Investigadores crean modelo de IA eficiente con bajo consumo energético
Universidad Oberta de Catalunya desarrolla IA que reduce el gasto eléctrico y mejora accesibilidad
Consumo energético y crecimiento de la inteligencia artificial
El rápido avance de la inteligencia artificial (IA) ha generado un aumento significativo en el consumo de energía. Actualmente, un centro de datos dedicado exclusivamente a servicios de IA puede consumir tanta electricidad como 100,000 hogares.
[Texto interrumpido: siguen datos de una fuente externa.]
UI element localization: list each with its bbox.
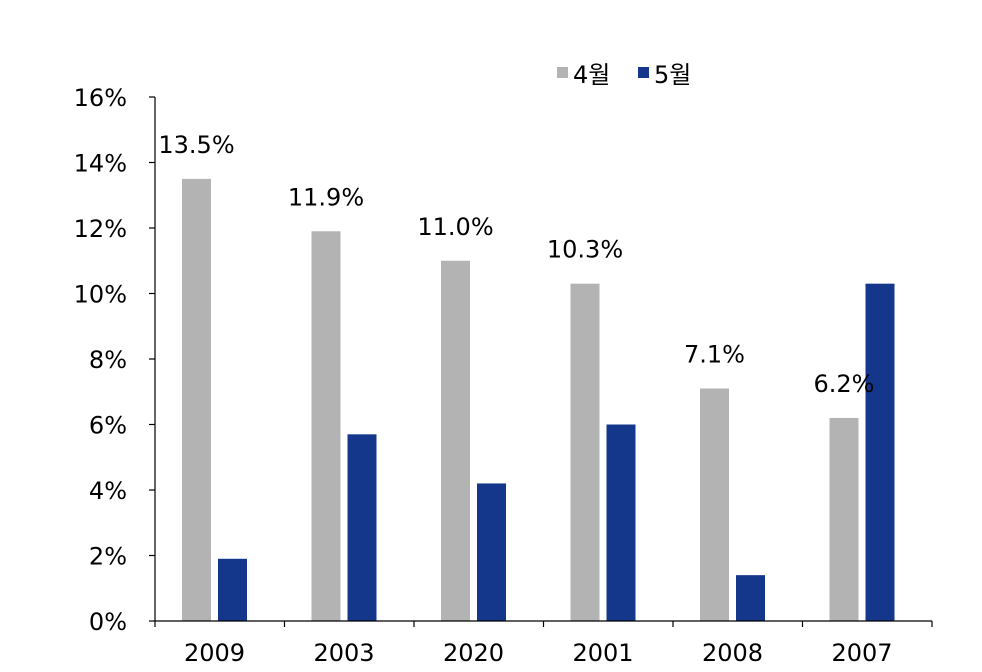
data-label-2003: 11.9% (288, 183, 364, 211)
legend-label-1: 4월 (573, 61, 610, 89)
data-label-2009: 13.5% (158, 131, 234, 159)
bar-series2-2001 (606, 424, 636, 621)
legend-swatch-2 (638, 67, 649, 78)
bar-series2-2007 (865, 283, 895, 621)
y-tick-label: 8% (89, 346, 127, 374)
bar-series1-2008 (700, 388, 729, 621)
y-tick-label: 0% (89, 608, 127, 636)
bar-series2-2009 (218, 558, 247, 621)
bars (182, 178, 895, 621)
bar-series2-2020 (477, 483, 506, 621)
data-label-2008: 7.1% (684, 340, 745, 368)
bar-series1-2009 (182, 178, 211, 621)
y-tick-label: 10% (74, 281, 127, 309)
x-tick-label-2007: 2007 (831, 639, 892, 667)
bar-series2-2008 (736, 575, 765, 621)
legend-label-2: 5월 (654, 61, 691, 89)
bar-series1-2003 (311, 231, 341, 621)
legend: 4월 5월 (557, 61, 691, 89)
bar-series1-2001 (570, 283, 600, 621)
bar-series1-2020 (441, 260, 470, 621)
legend-swatch-1 (557, 67, 568, 78)
data-labels: 13.5% 11.9% 11.0% 10.3% 7.1% 6.2% (158, 131, 874, 398)
data-label-2001: 10.3% (547, 236, 623, 264)
y-tick-label: 14% (74, 150, 127, 178)
axes: 0% 2% 4% 6% 8% 10% 12% 14% 16% 2009 2003 2020 2001 20… (74, 84, 933, 667)
x-tick-label-2020: 2020 (443, 639, 504, 667)
bar-series1-2007 (829, 417, 859, 621)
data-label-2007: 6.2% (814, 370, 875, 398)
y-tick-label: 4% (89, 477, 127, 505)
y-tick-label: 12% (74, 215, 127, 243)
x-tick-label-2001: 2001 (572, 639, 633, 667)
bar-series2-2003 (347, 434, 377, 621)
y-tick-label: 6% (89, 412, 127, 440)
data-label-2020: 11.0% (417, 213, 493, 241)
y-tick-label: 16% (74, 84, 127, 112)
x-tick-label-2008: 2008 (702, 639, 763, 667)
y-tick-label: 2% (89, 543, 127, 571)
x-tick-label-2003: 2003 (313, 639, 374, 667)
x-tick-label-2009: 2009 (184, 639, 245, 667)
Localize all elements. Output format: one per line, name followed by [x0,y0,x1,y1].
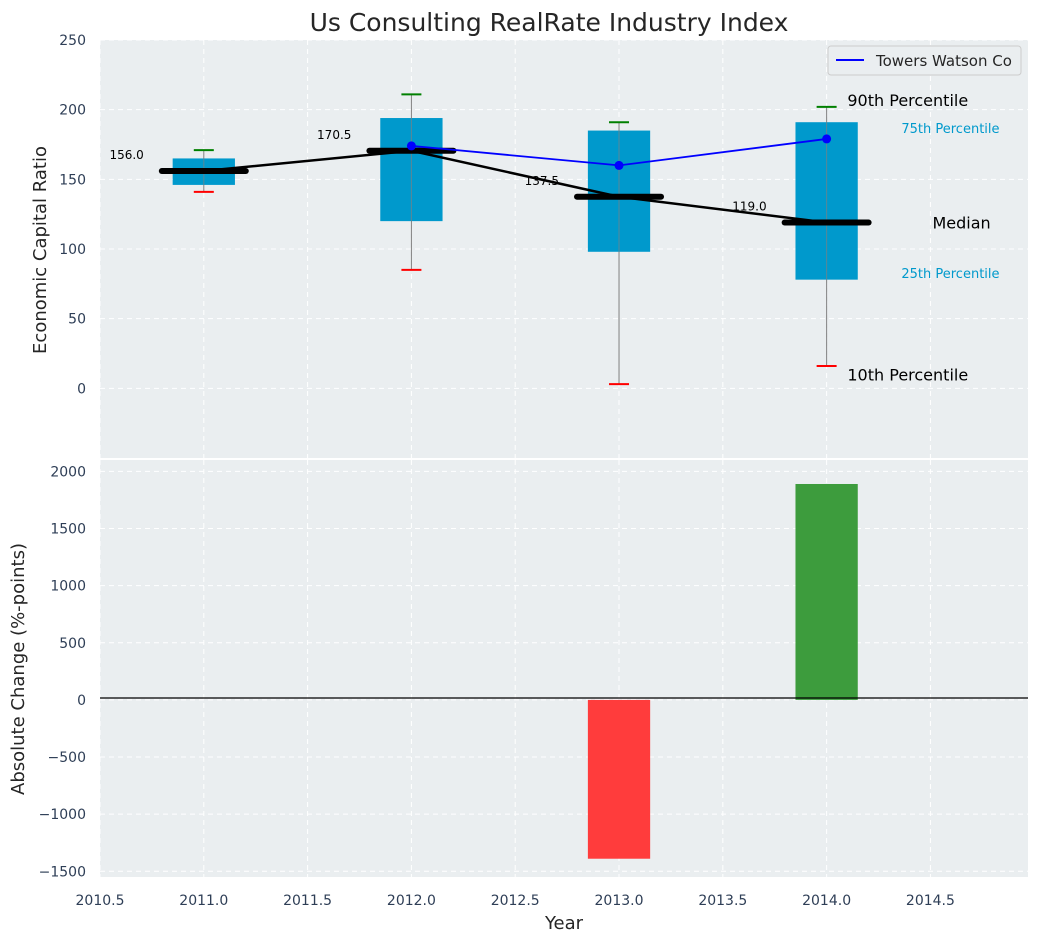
bottom-grid [99,460,1028,877]
y-tick-label: 200 [59,103,86,119]
x-tick-label: 2012.0 [387,893,436,909]
median-value-label: 156.0 [109,148,143,162]
x-tick-label: 2012.5 [491,893,540,909]
bottom-plot-area [100,460,1028,877]
y-tick-label: −1000 [39,807,86,823]
median-trend-line [203,149,827,224]
y-tick-label: 2000 [50,464,86,480]
y-tick-label: 100 [59,242,86,258]
legend-box [827,45,1022,76]
y-tick-label: 500 [59,636,86,652]
x-tick-label: 2014.5 [906,893,955,909]
x-tick-label: 2014.0 [802,893,851,909]
percentile-annotation: Median [933,214,991,233]
median-value-label: 170.5 [317,128,351,142]
series-group [406,134,832,170]
median-value-label: 137.5 [525,174,559,188]
x-tick-label: 2013.0 [595,893,644,909]
top-y-tick-labels: 0 50 100 150 200 250 [59,33,86,397]
percentile-annotation: 10th Percentile [847,365,968,384]
series-point [822,134,832,144]
percentile-annotation: 25th Percentile [901,267,999,282]
x-tick-label: 2010.5 [76,893,125,909]
annotation-group: 90th Percentile 75th Percentile Median 25th… [847,91,999,384]
chart-title: Us Consulting RealRate Industry Index [310,8,789,37]
top-y-axis-label: Economic Capital Ratio [30,146,51,354]
x-tick-label: 2011.5 [283,893,332,909]
y-tick-label: 0 [77,693,86,709]
y-tick-label: 1000 [50,579,86,595]
y-tick-label: 250 [59,33,86,49]
y-tick-label: 50 [68,312,86,328]
x-tick-label: 2013.5 [698,893,747,909]
y-tick-label: −500 [48,750,86,766]
top-panel: 0 50 100 150 200 250 Economic Capital Ratio 1… [30,33,1028,458]
x-tick-label: 2011.0 [179,893,228,909]
y-tick-label: 1500 [50,522,86,538]
bottom-y-tick-labels: −1500 −1000 −500 0 500 1000 1500 2000 [39,464,86,880]
legend-label-towers-watson: Towers Watson Co [875,52,1012,70]
x-axis-label: Year [544,913,584,934]
percentile-annotation: 90th Percentile [847,91,968,110]
y-tick-label: −1500 [39,864,86,880]
series-point [614,160,624,170]
legend: Towers Watson Co [827,45,1022,76]
y-tick-label: 0 [77,381,86,397]
percentile-annotation: 75th Percentile [901,122,999,137]
bottom-y-axis-label: Absolute Change (%-points) [8,543,29,795]
change-bar [587,699,651,859]
median-trend-group: 156.0 170.5 137.5 119.0 [109,128,872,226]
series-point [406,141,416,151]
x-tick-labels: 2010.5 2011.0 2011.5 2012.0 2012.5 2013.0 2013… [76,893,955,909]
y-tick-label: 150 [59,172,86,188]
change-bar [795,483,858,700]
bar-group [587,483,858,859]
median-value-label: 119.0 [732,200,766,214]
Según la Agencia Internacional de la Energía (AIE), los centros de datos representan alrededor del 1.5 % del consumo eléctrico mundial, cifra que podría duplicarse en esta década si continúa la tendencia actual.
Este contexto plantea un desafío clave: cómo mantener el desarrollo tecnológico sin incrementar la demanda energética y el impacto ambiental.
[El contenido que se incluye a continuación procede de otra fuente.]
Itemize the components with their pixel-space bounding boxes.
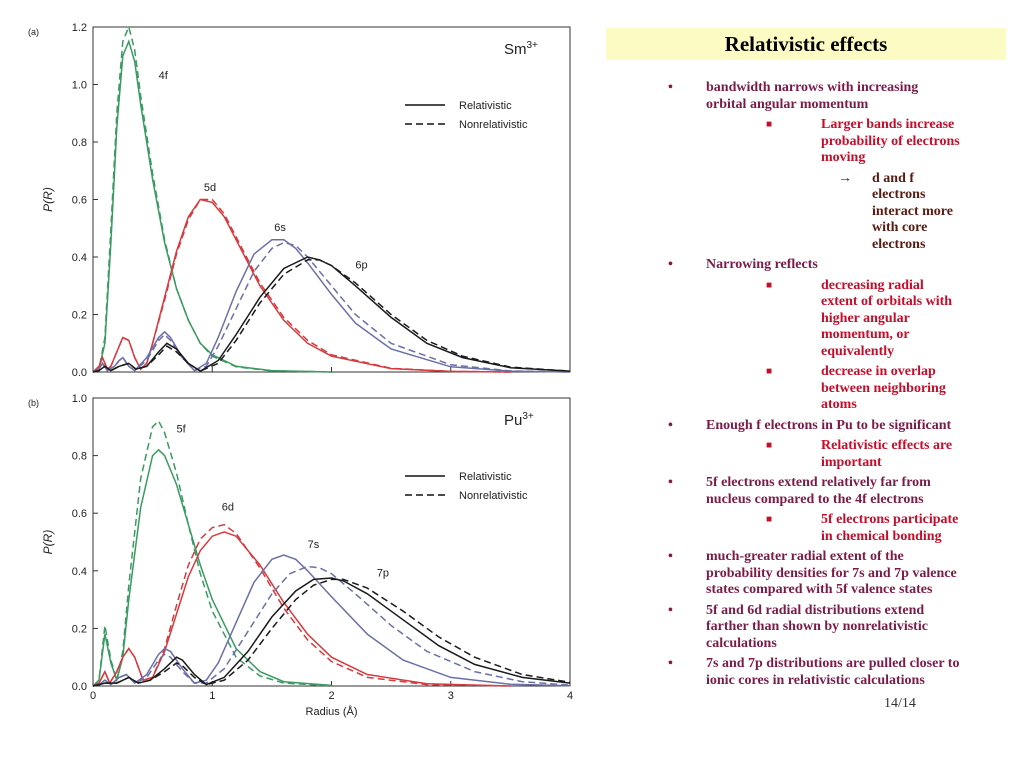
legend-label: Nonrelativistic [459, 119, 528, 131]
series-7p-nonrelativistic-line [92, 578, 571, 687]
square-bullet-icon: ■ [766, 366, 773, 377]
bullet: • 7s and 7p distributions are pulled clos… [660, 656, 960, 689]
y-axis-label: P(R) [41, 187, 55, 212]
sub-bullet-text: 5f electrons participate in chemical bon… [821, 512, 959, 544]
curve-label-6p: 6p [355, 260, 367, 272]
y-tick-label: 1.2 [72, 22, 87, 34]
y-tick-label: 0.0 [72, 681, 87, 693]
series-5f-relativistic-line [92, 448, 332, 687]
arrow-bullet-icon: → [838, 170, 852, 186]
bullet: • Narrowing reflects ■ decreasing radial e… [660, 257, 960, 414]
bullet-text: Enough f electrons in Pu to be significa… [706, 417, 952, 433]
curve-label-6s: 6s [274, 222, 286, 234]
bullet-text: 7s and 7p distributions are pulled close… [706, 656, 960, 688]
y-tick-label: 0.4 [72, 252, 87, 264]
y-axis-label: P(R) [41, 530, 55, 555]
square-bullet-icon: ■ [766, 440, 773, 451]
x-tick-label: 0 [90, 690, 96, 702]
curve-label-7s: 7s [308, 539, 320, 551]
ion-label: Sm3+ [504, 40, 538, 58]
sub-bullet: ■ decrease in overlap between neighboring… [706, 364, 960, 414]
y-tick-label: 1.0 [72, 393, 87, 405]
bullet: • Enough f electrons in Pu to be signific… [660, 418, 960, 472]
bullet-mark: • [668, 549, 673, 564]
series-4f-nonrelativistic-line [92, 24, 332, 373]
y-tick-label: 0.6 [72, 508, 87, 520]
bullet-text: Narrowing reflects [706, 257, 818, 272]
sub-sub-bullet: → d and f electrons interact more with co… [706, 171, 960, 254]
y-tick-label: 0.2 [72, 623, 87, 635]
sub-bullet: ■ 5f electrons participate in chemical bo… [706, 512, 960, 545]
sub-bullet-text: Relativistic effects are important [821, 438, 953, 470]
plot-frame [92, 397, 571, 687]
series-4f-relativistic-line [92, 39, 332, 373]
sub-bullet-text: decreasing radial extent of orbitals wit… [821, 277, 953, 359]
square-bullet-icon: ■ [766, 119, 773, 130]
x-tick-label: 1 [209, 690, 215, 702]
x-tick-label: 3 [448, 690, 454, 702]
x-tick-label: 2 [328, 690, 334, 702]
legend-label: Nonrelativistic [459, 490, 528, 502]
series-7s-relativistic-line [92, 554, 571, 687]
curve-label-7p: 7p [377, 568, 389, 580]
panel-tag: (b) [28, 398, 39, 408]
series-6d-nonrelativistic-line [92, 523, 511, 687]
legend-label: Relativistic [459, 100, 512, 112]
curve-label-5f: 5f [176, 424, 186, 436]
series-6d-relativistic-line [92, 531, 511, 687]
y-tick-label: 0.2 [72, 310, 87, 322]
bullet-mark: • [668, 80, 673, 95]
title-band: Relativistic effects [606, 28, 1006, 60]
bullet-text: 5f and 6d radial distributions extend fa… [706, 602, 928, 651]
chart-svg: 0.0 0.2 0.4 0.6 0.8 1.0 1.2 P(R) (a) Sm3+ Relativi… [28, 22, 573, 718]
y-tick-label: 0.8 [72, 137, 87, 149]
bullet-mark: • [668, 257, 673, 272]
curve-label-6d: 6d [222, 501, 234, 513]
x-axis-label: Radius (Å) [306, 705, 358, 718]
slide-title: Relativistic effects [724, 32, 888, 56]
series-5d-relativistic-line [92, 198, 511, 373]
bullet: • much-greater radial extent of the proba… [660, 549, 960, 599]
ion-label: Pu3+ [504, 411, 534, 429]
sub-bullet: ■ Larger bands increase probability of el… [706, 117, 960, 167]
panel-tag: (a) [28, 27, 39, 37]
bullet-mark: • [668, 417, 673, 433]
bullet-text: much-greater radial extent of the probab… [706, 549, 957, 597]
series-6s-relativistic-line [92, 239, 571, 373]
y-tick-label: 0.6 [72, 195, 87, 207]
bullet: • 5f and 6d radial distributions extend f… [660, 603, 960, 653]
square-bullet-icon: ■ [766, 279, 773, 291]
bullet-mark: • [668, 475, 673, 490]
bullet-text: 5f electrons extend relatively far from … [706, 475, 931, 507]
series-7p-relativistic-line [92, 577, 571, 687]
bullet-mark: • [668, 656, 673, 671]
sub-bullet: ■ decreasing radial extent of orbitals wi… [706, 278, 960, 361]
curve-label-4f: 4f [159, 70, 169, 82]
legend-label: Relativistic [459, 471, 512, 483]
page-number: 14/14 [884, 696, 916, 711]
sub-sub-bullet-text: d and f electrons interact more with cor… [872, 170, 953, 252]
sub-bullet: ■ Relativistic effects are important [706, 438, 960, 471]
bullet-text: bandwidth narrows with increasing orbita… [706, 80, 919, 112]
curve-label-5d: 5d [204, 182, 216, 194]
square-bullet-icon: ■ [766, 514, 773, 525]
y-tick-label: 1.0 [72, 80, 87, 92]
bullet-list: • bandwidth narrows with increasing orbit… [660, 80, 960, 693]
series-6s-nonrelativistic-line [92, 241, 571, 373]
bullet: • bandwidth narrows with increasing orbit… [660, 80, 960, 253]
sub-bullet-text: Larger bands increase probability of ele… [821, 117, 960, 165]
sub-bullet-text: decrease in overlap between neighboring … [821, 364, 946, 412]
y-tick-label: 0.8 [72, 451, 87, 463]
series-6p-relativistic-line [92, 256, 571, 373]
series-5f-nonrelativistic-line [92, 419, 332, 687]
bullet-mark: • [668, 602, 673, 618]
y-tick-label: 0.4 [72, 566, 87, 578]
x-tick-label: 4 [567, 690, 573, 702]
radial-distribution-charts: 0.0 0.2 0.4 0.6 0.8 1.0 1.2 P(R) (a) Sm3+ Relativi… [28, 22, 573, 718]
bullet: • 5f electrons extend relatively far from… [660, 475, 960, 545]
y-tick-label: 0.0 [72, 367, 87, 379]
Modelo de IA de bajo consumo desarrollado en la UOC
Investigadores de la Universitat Oberta de Catalunya (UOC), liderados por Fernando Sevilla Martínez y Laia Subirats Maté, han creado un modelo de inteligencia artificial que prioriza la eficiencia energética sin sacrificar el rendimiento. Su enfoque se basa en redes neuronales de impulsos, sistemas inspirados en el cerebro humano que procesan información únicamente cuando es necesario.
Este diseño reduce considerablemente el consumo energético y permite ejecutar modelos avanzados sin depender de grandes infraestructuras o la nube.
“La IA no debe ser solo más rápida o más potente, sino sostenible, ética y accesible”, destaca Laia Subirats Maté, subrayando la importancia de democratizar el acceso a esta tecnología.
Funcionamiento y aplicaciones del modelo
El estudio, realizado en colaboración con la Universitat Autònoma de Barcelona, el Centre de Visió per Computador y el grupo Volkswagen, demostró que el modelo puede operar con menos de diez vatios usando dispositivos económicos como Raspberry Pi 5 y el acelerador BrainChip Akida.
Además, permite la colaboración en tiempo real entre equipos, con intercambios de datos en menos de un milisegundo y un gasto energético mínimo.
Impacto social y tecnológico
Este modelo de IA distribuida no solo disminuye el consumo energético, sino que también refuerza la privacidad de los datos y reduce costos operativos. Esto abre nuevas oportunidades para su uso en escuelas, hospitales y comunidades rurales con infraestructura limitada, evitando la concentración del poder computacional en grandes centros de datos.
La propuesta representa un cambio de paradigma en el desarrollo tecnológico, orientándose hacia una inteligencia artificial más sostenible, accesible y alineada con necesidades sociales reales.
Resumen
La Universitat Oberta de Catalunya ha desarrollado un modelo de inteligencia artificial que combina alto rendimiento con bajo consumo energético, utilizando redes neuronales inspiradas en el cerebro humano. Este avance tecnológico permite reducir la huella energética de la IA y facilita su acceso en contextos con recursos limitados, marcando un paso importante hacia una inteligencia artificial más sostenible y democrática.